The central bank said its policymaking Monetary Board would assess the latest economic data at its first rate-setting meeting of 2026 on Feb. 19. This was while noting that the outlook for the domestic economy “has weakened further.”
Consumer price increases quickened to 2 percent in January—ending 10 consecutive months of readings below the official 2 percent to 4 percent target band—alongside last year’s lackluster economic growth.
Still, the BSP made clear that its easing cycle was approaching its conclusion, saying any further reductions in borrowing costs would be “limited and guided by incoming data.”
“The Monetary Board noted that the outlook for domestic economic activity has weakened further,” the BSP said. “Business sentiment has continued to decline on governance concerns and uncertainty over global trade policy.”
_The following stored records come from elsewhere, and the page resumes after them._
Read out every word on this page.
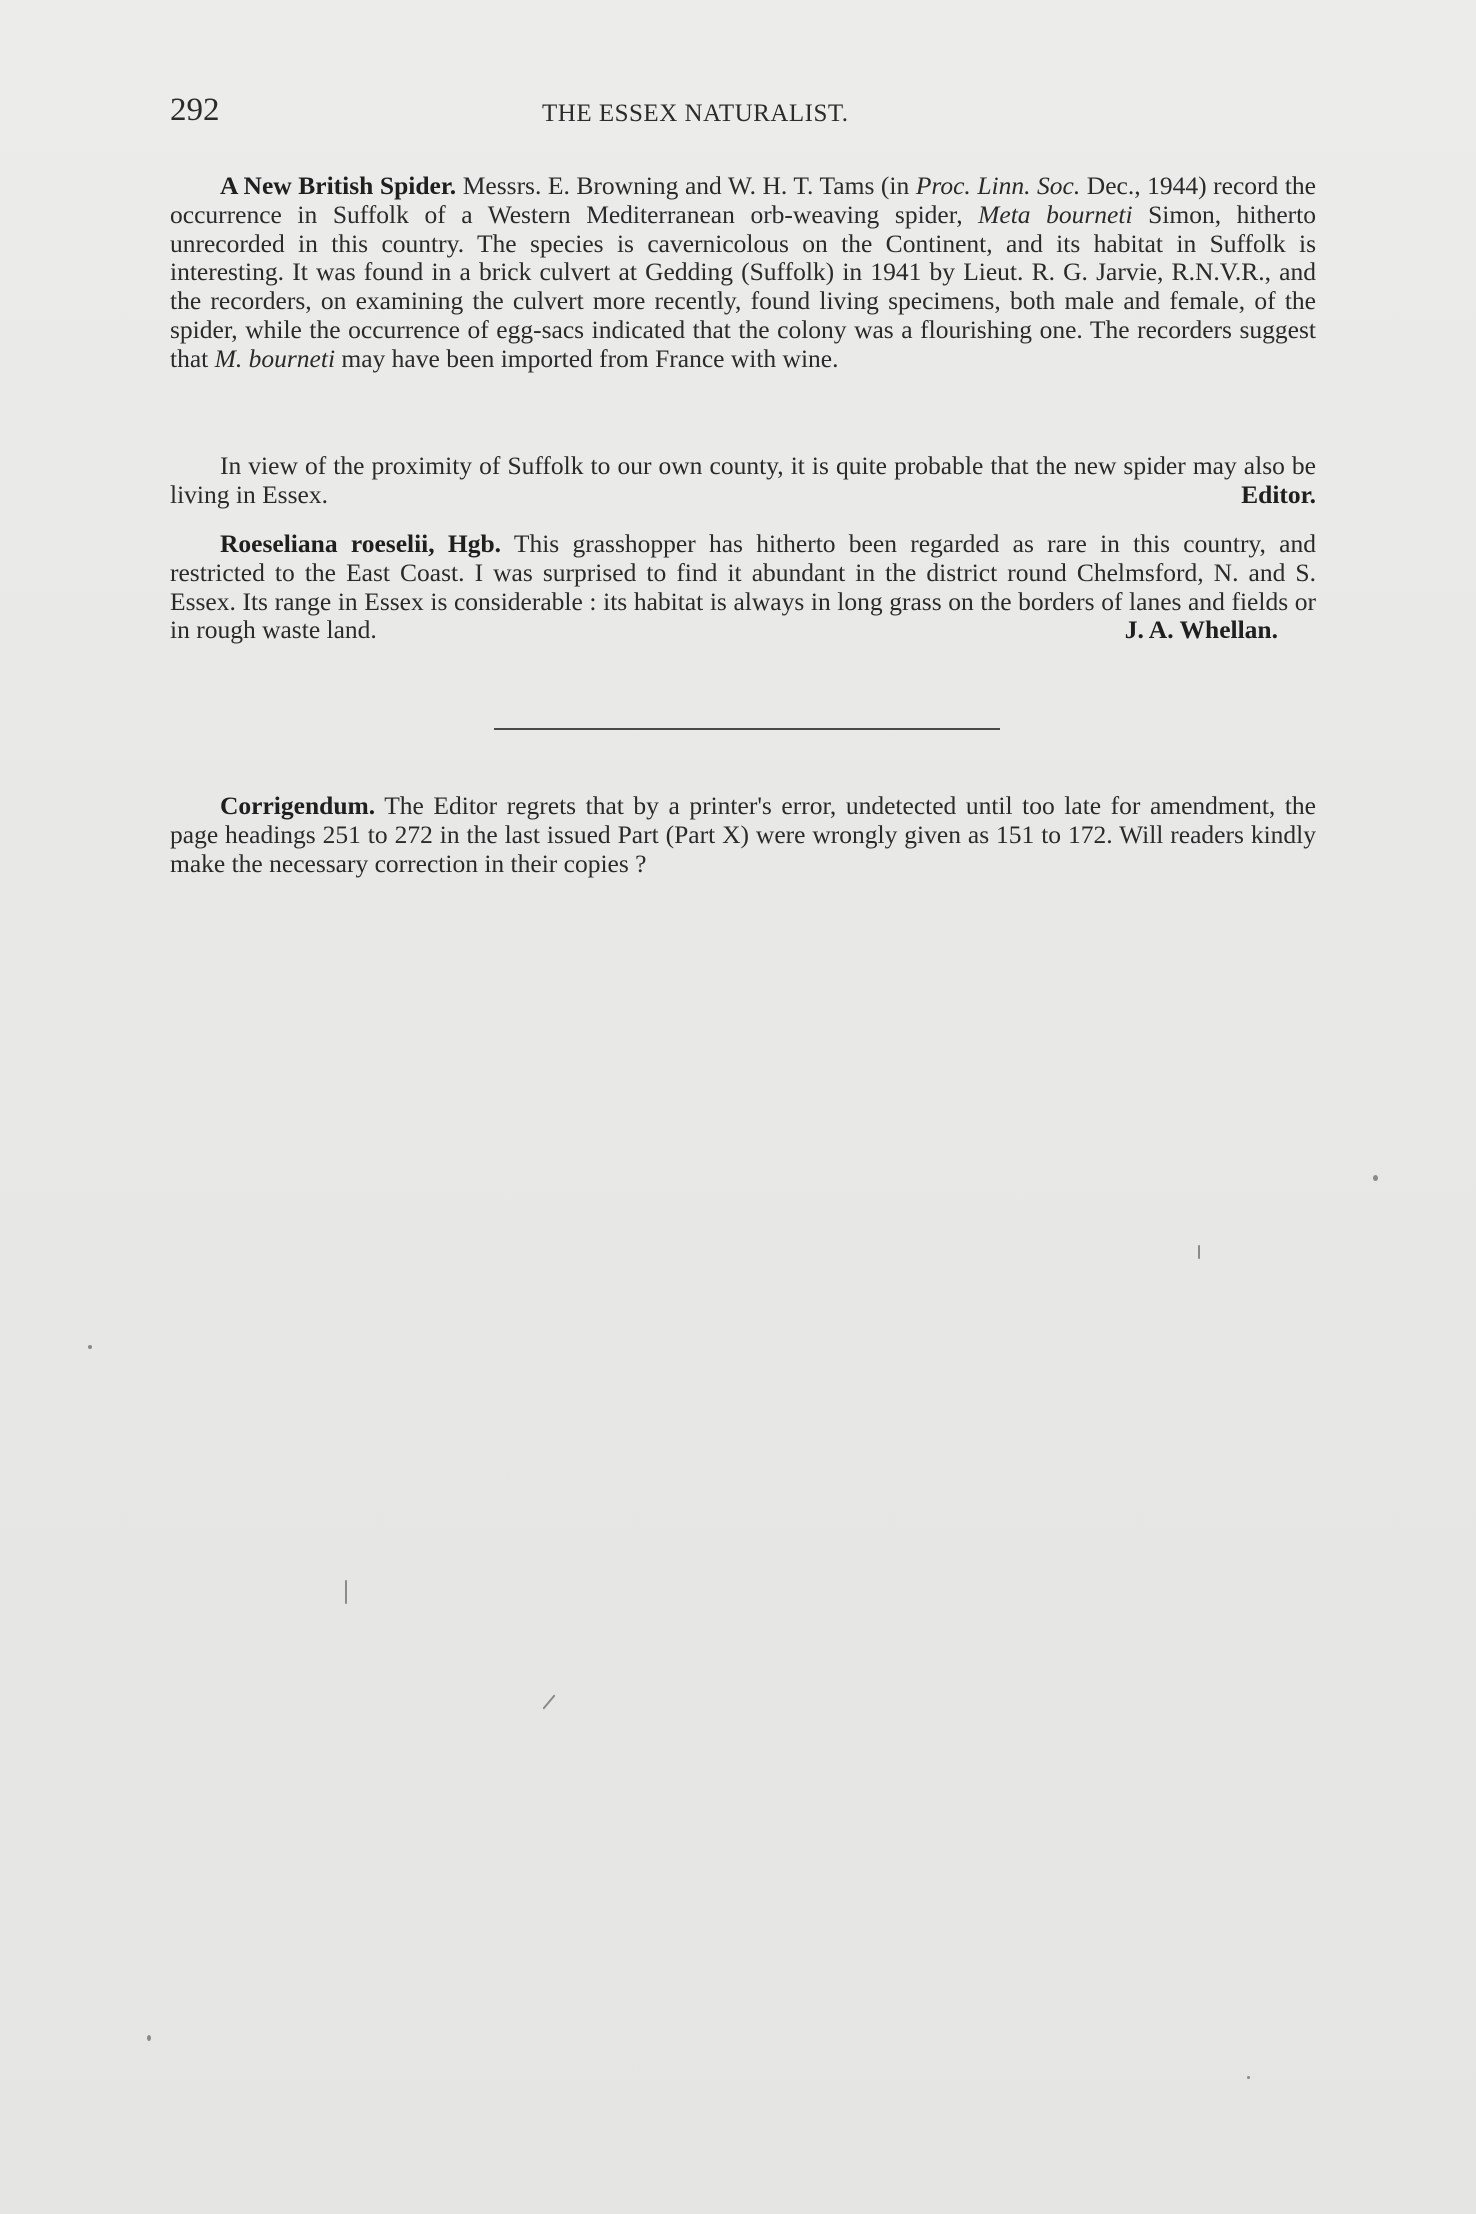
292	THE ESSEX NATURALIST.

A New British Spider. Messrs. E. Browning and W. H. T. Tams (in Proc. Linn. Soc. Dec., 1944) record the occurrence in Suffolk of a Western Mediterranean orb-weaving spider, Meta bourneti Simon, hitherto unrecorded in this country. The species is cavernicolous on the Continent, and its habitat in Suffolk is interesting. It was found in a brick culvert at Gedding (Suffolk) in 1941 by Lieut. R. G. Jarvie, R.N.V.R., and the recorders, on examining the culvert more recently, found living specimens, both male and female, of the spider, while the occurrence of egg-sacs indicated that the colony was a flourishing one. The recorders suggest that M. bourneti may have been imported from France with wine.

In view of the proximity of Suffolk to our own county, it is quite probable that the new spider may also be living in Essex.	Editor.

Roeseliana roeselii, Hgb. This grasshopper has hitherto been regarded as rare in this country, and restricted to the East Coast. I was surprised to find it abundant in the district round Chelmsford, N. and S. Essex. Its range in Essex is considerable : its habitat is always in long grass on the borders of lanes and fields or in rough waste land.	J. A. Whellan.

Corrigendum. The Editor regrets that by a printer's error, undetected until too late for amendment, the page headings 251 to 272 in the last issued Part (Part X) were wrongly given as 151 to 172. Will readers kindly make the necessary correction in their copies ?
“Nevertheless, domestic demand is expected to rebound gradually as the effects of monetary policy easing work their way through the economy and public spending improves.”
Since beginning its easing cycle in August 2024, the BSP has lowered the benchmark policy rate, guiding bank lending costs by a total of 2 percentage points to 4.5 percent.
Last week, BSP Governor Eli Remolona Jr. said the central bank was ready to act if it could help spur demand. This was after the disappointing fourth-quarter economic growth rate of just 3 percent.
The weak outturn pulled average growth for 2025 to 4.4 percent, below the government’s 5.5 percent to 6.5 percent target. Officials and analysts attributed the slowdown to a mix of climate-related disruptions and the Marcos administration’s sweeping anticorruption drive, which curbed government spending and weighed on business and consumer confidence.
Aris Dacanay, an economist at HSBC Global Investment Research, still expects one quarter-point rate cut—to 4.25 percent—even as faster inflation last month “has made the path to further rate cuts rougher.”
“Cognizant of this risk, we still think the BSP will likely cut its policy rate in February, since we expect growth concerns to outweigh inflation when deliberating monetary policy,” he said.